Bounding Methods in Computational Fluid Dynamics for use in a Sequential Decision Process

Open Access
Author:
Valenti, Justin D
Graduate Program:
Aerospace Engineering
Degree:
Master of Science
Document Type:
Master Thesis
Date of Defense:
July 31, 2017
Committee Members:
  • Michael P Kinzel, Thesis Advisor
  • Simon Walter Miller, Committee Member
  • Mark David Maughmer, Committee Member
  • Philip John Morris, Committee Member
Keywords:
  • Computational Fluid Dynamics
  • Sequential Design Process
  • Trade Space Exploration
  • Design
  • Sequential Design
  • Bounding
  • Numerical Uncertainty
  • Discretization Uncertainty
Abstract:
This thesis aims to couple Computational Fluid Dynamics (CFD) with the Sequential Decision Process (SDP) to perform trade space exploration. To do so, methods are developed to "bound" CFD calculations. Two approaches are taken to bound these calculations: (1) a physics based method and (2) a numerical uncertainty based method. The physics based method uses the specific governing physics of the simulation to ensure that the calculations are bounding of the "true" result from above or below. The numerical uncertainty based approach uses standard methods to quantify uncertainty due to discretization. This uncertainty is, then, used to provide bounding results of "true" value for the SDP. These methods are applied to the aerodynamic shape design of a low Reynolds Number fuselage pod.
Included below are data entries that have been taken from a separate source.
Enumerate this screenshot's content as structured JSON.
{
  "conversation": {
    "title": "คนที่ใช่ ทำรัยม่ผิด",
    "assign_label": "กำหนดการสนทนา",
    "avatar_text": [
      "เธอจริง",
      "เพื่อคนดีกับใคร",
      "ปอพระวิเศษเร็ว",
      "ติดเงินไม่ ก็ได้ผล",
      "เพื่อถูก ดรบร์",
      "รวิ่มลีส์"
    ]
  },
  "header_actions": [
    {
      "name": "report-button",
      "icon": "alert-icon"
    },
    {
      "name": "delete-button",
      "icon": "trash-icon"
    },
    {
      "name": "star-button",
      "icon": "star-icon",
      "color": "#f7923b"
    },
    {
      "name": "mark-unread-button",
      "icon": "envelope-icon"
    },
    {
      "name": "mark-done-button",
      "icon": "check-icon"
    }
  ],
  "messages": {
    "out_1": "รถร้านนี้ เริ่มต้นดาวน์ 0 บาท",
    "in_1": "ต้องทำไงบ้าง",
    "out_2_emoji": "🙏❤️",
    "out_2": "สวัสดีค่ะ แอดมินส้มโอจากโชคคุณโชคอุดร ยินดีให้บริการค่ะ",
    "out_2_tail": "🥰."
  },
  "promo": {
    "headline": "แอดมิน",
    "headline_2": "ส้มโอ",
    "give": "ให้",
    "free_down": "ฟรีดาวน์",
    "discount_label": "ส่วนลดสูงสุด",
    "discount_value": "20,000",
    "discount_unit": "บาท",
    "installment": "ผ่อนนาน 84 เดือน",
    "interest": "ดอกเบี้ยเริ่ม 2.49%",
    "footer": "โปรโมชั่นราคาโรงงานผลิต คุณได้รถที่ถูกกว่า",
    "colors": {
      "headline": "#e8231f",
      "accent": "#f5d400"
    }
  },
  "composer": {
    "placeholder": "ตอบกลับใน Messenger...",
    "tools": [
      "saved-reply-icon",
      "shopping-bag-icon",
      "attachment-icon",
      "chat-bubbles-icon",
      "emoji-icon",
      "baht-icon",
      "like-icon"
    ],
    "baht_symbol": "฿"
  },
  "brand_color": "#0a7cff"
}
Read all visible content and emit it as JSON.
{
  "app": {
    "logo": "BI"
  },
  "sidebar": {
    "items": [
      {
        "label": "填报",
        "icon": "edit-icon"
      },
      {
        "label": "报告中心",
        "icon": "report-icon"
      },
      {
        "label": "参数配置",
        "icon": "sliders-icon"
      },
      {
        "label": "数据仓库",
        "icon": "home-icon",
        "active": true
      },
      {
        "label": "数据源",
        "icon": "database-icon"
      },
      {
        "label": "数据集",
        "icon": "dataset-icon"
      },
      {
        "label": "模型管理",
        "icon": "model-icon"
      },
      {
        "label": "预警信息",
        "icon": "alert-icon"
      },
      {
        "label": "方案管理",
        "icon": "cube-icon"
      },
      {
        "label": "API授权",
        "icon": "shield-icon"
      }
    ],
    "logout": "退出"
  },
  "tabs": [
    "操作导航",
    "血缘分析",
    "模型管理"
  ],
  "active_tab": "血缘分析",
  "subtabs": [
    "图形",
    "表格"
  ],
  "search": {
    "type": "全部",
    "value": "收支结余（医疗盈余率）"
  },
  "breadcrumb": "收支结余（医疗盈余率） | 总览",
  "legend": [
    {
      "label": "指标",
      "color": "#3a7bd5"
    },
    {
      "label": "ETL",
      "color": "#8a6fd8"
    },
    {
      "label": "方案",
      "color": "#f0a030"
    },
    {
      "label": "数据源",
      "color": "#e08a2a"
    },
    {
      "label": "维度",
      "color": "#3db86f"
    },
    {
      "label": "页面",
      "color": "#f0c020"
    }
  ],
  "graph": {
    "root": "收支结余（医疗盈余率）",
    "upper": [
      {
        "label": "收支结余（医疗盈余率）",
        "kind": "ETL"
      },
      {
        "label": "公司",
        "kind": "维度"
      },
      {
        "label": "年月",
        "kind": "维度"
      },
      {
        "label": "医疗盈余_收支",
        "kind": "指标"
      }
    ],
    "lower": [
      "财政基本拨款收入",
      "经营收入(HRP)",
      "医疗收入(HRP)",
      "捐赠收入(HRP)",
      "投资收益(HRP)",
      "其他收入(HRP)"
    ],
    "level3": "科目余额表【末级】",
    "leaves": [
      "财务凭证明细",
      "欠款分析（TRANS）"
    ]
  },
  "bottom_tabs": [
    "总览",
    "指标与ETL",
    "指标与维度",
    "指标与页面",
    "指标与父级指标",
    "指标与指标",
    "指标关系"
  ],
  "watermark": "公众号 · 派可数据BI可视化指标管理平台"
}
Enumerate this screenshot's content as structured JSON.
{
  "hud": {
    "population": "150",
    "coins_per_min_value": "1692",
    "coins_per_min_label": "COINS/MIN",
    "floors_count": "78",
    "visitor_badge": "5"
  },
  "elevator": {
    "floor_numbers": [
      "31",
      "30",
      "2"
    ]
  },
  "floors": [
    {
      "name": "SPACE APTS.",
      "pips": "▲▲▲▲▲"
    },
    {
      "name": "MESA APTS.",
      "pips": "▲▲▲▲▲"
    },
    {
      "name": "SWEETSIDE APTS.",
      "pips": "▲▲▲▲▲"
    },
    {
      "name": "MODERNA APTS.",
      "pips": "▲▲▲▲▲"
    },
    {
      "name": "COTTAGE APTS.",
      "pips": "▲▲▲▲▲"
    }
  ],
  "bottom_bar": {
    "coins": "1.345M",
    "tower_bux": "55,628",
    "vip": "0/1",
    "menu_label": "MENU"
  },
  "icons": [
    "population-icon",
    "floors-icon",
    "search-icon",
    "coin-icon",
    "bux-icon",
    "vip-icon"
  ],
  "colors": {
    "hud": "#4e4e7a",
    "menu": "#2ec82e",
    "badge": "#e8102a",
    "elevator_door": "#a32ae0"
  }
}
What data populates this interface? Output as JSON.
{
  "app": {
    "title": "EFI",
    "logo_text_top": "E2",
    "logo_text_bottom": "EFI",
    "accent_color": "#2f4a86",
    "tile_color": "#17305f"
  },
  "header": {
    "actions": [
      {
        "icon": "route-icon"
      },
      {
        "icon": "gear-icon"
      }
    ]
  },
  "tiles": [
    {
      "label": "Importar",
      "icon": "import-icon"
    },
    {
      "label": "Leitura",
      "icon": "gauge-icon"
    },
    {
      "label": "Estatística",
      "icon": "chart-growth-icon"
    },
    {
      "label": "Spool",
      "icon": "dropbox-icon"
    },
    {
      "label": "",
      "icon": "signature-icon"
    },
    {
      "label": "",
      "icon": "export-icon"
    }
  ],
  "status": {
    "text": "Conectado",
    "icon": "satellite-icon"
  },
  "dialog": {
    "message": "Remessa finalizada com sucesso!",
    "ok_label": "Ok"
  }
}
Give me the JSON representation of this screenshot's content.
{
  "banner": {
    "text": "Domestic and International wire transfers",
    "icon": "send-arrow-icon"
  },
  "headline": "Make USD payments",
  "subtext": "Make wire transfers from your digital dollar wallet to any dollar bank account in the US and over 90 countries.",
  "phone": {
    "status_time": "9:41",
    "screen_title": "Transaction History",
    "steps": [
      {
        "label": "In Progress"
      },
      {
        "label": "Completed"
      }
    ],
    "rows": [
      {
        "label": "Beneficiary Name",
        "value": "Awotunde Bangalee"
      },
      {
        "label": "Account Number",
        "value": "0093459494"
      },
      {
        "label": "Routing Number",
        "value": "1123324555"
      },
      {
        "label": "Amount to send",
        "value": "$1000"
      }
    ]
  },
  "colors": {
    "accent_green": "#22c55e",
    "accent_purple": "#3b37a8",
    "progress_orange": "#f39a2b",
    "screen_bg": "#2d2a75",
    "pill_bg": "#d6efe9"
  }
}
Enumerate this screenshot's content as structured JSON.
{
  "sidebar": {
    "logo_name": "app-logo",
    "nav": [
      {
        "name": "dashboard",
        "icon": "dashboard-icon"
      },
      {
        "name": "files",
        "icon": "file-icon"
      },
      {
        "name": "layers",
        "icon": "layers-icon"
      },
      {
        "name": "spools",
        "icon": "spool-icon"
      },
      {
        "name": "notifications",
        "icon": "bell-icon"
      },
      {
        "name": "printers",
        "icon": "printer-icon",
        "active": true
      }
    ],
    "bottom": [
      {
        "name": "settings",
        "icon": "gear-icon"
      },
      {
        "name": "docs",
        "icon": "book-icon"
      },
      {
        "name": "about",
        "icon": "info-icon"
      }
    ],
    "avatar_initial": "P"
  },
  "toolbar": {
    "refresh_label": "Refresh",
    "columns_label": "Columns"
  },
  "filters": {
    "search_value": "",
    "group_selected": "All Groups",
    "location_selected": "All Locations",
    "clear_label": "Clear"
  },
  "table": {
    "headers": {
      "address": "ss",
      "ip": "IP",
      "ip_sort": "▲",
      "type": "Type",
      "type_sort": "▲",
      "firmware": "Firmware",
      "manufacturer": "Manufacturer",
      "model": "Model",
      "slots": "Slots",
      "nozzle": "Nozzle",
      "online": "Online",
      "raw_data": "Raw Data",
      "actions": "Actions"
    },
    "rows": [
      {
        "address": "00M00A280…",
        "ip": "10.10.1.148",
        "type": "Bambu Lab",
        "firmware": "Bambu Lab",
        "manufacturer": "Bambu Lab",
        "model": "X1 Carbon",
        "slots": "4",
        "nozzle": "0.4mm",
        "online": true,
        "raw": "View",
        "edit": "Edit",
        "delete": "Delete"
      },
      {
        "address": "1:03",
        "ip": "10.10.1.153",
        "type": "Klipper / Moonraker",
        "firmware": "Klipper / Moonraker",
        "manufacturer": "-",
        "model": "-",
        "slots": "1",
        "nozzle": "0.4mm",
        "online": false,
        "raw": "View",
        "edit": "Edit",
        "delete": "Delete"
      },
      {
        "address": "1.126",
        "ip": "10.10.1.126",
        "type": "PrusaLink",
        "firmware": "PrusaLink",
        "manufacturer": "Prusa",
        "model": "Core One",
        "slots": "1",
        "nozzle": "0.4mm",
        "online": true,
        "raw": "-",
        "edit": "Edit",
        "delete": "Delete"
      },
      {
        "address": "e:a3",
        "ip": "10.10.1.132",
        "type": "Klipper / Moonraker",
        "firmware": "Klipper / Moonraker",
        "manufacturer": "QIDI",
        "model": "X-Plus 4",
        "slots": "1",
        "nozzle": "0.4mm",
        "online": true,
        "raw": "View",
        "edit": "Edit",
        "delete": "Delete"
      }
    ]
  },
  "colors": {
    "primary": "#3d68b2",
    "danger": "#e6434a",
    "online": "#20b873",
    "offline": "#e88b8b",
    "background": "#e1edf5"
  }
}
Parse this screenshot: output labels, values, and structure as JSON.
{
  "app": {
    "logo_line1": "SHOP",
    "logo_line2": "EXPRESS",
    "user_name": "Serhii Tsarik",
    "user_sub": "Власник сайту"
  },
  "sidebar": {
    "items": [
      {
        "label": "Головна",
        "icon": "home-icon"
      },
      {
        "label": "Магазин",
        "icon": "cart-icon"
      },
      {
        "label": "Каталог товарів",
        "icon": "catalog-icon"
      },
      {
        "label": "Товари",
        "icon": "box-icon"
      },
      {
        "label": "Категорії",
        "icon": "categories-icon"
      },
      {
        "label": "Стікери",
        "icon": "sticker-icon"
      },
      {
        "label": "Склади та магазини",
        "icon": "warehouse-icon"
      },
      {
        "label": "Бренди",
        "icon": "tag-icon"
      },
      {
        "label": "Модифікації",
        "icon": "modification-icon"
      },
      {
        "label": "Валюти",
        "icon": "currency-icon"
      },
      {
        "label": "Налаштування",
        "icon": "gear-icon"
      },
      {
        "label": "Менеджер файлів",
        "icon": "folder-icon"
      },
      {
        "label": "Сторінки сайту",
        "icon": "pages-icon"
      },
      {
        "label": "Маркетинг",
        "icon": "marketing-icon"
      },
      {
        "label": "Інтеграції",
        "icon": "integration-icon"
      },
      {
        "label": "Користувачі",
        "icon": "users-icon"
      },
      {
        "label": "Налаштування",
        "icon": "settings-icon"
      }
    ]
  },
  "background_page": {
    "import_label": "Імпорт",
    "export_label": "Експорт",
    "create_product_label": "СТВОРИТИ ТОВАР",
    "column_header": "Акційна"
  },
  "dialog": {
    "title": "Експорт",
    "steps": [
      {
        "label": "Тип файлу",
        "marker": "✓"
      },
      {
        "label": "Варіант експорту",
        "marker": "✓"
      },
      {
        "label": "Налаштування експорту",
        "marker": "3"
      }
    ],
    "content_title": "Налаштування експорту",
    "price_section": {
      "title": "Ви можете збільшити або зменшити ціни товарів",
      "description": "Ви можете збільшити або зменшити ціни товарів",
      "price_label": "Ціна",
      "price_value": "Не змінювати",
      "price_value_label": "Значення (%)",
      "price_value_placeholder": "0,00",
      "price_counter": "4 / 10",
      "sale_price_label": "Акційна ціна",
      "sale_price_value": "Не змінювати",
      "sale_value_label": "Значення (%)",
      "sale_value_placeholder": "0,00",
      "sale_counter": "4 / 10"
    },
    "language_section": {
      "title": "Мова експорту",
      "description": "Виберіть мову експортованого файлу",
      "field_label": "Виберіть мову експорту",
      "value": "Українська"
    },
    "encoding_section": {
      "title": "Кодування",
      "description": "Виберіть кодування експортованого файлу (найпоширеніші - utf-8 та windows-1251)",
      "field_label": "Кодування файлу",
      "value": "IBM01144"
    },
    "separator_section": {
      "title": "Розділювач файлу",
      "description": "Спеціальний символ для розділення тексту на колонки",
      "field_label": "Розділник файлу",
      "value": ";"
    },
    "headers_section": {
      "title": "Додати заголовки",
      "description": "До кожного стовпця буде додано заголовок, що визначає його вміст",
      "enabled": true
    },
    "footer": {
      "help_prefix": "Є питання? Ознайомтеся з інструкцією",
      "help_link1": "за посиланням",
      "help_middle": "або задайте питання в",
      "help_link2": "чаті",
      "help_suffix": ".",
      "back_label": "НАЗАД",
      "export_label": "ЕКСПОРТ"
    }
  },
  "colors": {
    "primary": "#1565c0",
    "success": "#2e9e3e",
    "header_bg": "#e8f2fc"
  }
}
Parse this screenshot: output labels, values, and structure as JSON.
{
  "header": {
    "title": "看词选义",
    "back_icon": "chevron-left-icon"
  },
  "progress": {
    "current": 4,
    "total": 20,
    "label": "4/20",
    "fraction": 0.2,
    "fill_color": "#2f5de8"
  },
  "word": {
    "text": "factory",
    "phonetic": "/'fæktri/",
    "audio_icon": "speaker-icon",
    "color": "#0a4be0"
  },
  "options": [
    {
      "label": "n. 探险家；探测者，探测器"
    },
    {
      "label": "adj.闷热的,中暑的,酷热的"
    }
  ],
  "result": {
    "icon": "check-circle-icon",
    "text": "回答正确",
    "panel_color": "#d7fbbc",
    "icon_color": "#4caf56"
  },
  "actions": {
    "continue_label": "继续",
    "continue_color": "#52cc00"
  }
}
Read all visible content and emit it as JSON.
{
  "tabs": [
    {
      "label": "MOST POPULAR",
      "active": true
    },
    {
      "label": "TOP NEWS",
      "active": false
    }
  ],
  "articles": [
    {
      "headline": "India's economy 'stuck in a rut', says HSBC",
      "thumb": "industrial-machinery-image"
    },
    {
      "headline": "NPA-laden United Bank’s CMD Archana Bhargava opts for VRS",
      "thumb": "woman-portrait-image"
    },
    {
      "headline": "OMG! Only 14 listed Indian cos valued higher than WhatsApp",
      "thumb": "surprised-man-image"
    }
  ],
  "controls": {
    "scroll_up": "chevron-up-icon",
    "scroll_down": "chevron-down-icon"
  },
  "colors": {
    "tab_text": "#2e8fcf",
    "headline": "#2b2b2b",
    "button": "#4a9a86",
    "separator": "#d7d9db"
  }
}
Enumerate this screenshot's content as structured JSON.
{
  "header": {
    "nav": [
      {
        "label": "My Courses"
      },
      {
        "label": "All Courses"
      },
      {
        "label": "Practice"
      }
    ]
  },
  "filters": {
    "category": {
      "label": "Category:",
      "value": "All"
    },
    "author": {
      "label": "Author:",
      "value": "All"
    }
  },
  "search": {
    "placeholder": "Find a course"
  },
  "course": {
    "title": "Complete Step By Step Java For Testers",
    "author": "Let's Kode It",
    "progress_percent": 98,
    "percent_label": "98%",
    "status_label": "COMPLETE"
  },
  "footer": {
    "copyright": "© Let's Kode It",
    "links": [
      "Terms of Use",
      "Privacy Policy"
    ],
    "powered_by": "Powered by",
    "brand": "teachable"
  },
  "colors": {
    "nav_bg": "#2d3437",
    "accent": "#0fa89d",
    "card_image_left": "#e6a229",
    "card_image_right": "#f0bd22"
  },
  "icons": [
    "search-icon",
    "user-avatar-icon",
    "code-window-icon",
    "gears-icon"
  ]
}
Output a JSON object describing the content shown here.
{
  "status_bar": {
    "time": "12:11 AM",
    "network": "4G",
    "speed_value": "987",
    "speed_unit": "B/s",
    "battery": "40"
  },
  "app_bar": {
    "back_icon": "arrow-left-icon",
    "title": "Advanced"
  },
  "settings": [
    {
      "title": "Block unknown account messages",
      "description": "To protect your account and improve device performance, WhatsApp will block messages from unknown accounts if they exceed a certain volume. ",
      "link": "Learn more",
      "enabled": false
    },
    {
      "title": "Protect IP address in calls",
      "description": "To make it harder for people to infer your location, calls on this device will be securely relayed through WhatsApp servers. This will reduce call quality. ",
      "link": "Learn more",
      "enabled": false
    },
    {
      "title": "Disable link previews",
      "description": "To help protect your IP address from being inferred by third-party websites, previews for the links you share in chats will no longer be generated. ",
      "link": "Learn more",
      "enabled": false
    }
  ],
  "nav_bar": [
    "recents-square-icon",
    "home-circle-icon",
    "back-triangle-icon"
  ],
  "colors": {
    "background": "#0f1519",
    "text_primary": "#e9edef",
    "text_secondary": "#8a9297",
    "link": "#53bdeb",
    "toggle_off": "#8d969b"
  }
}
The first preliminary attempt at an SDP uses the physics based approach. A 3-parameter 2-model fidelity level design process is used, demonstrating the SDP discriminatory ability using physics based bounding. A more formal SDP is done using the uncertainty based approach. In this second attempt, 7 mesh densities defined 7 levels of model fidelities. A 2-parameter design study was performed over the 7-model fidelities and an optimal policy was both predicted prior to the design study and found in post processing. This work is a first attempt to use CFD as the analysis tool in an SDP and is expected to provide insights that generalize to other numerical methods for use with the SDP.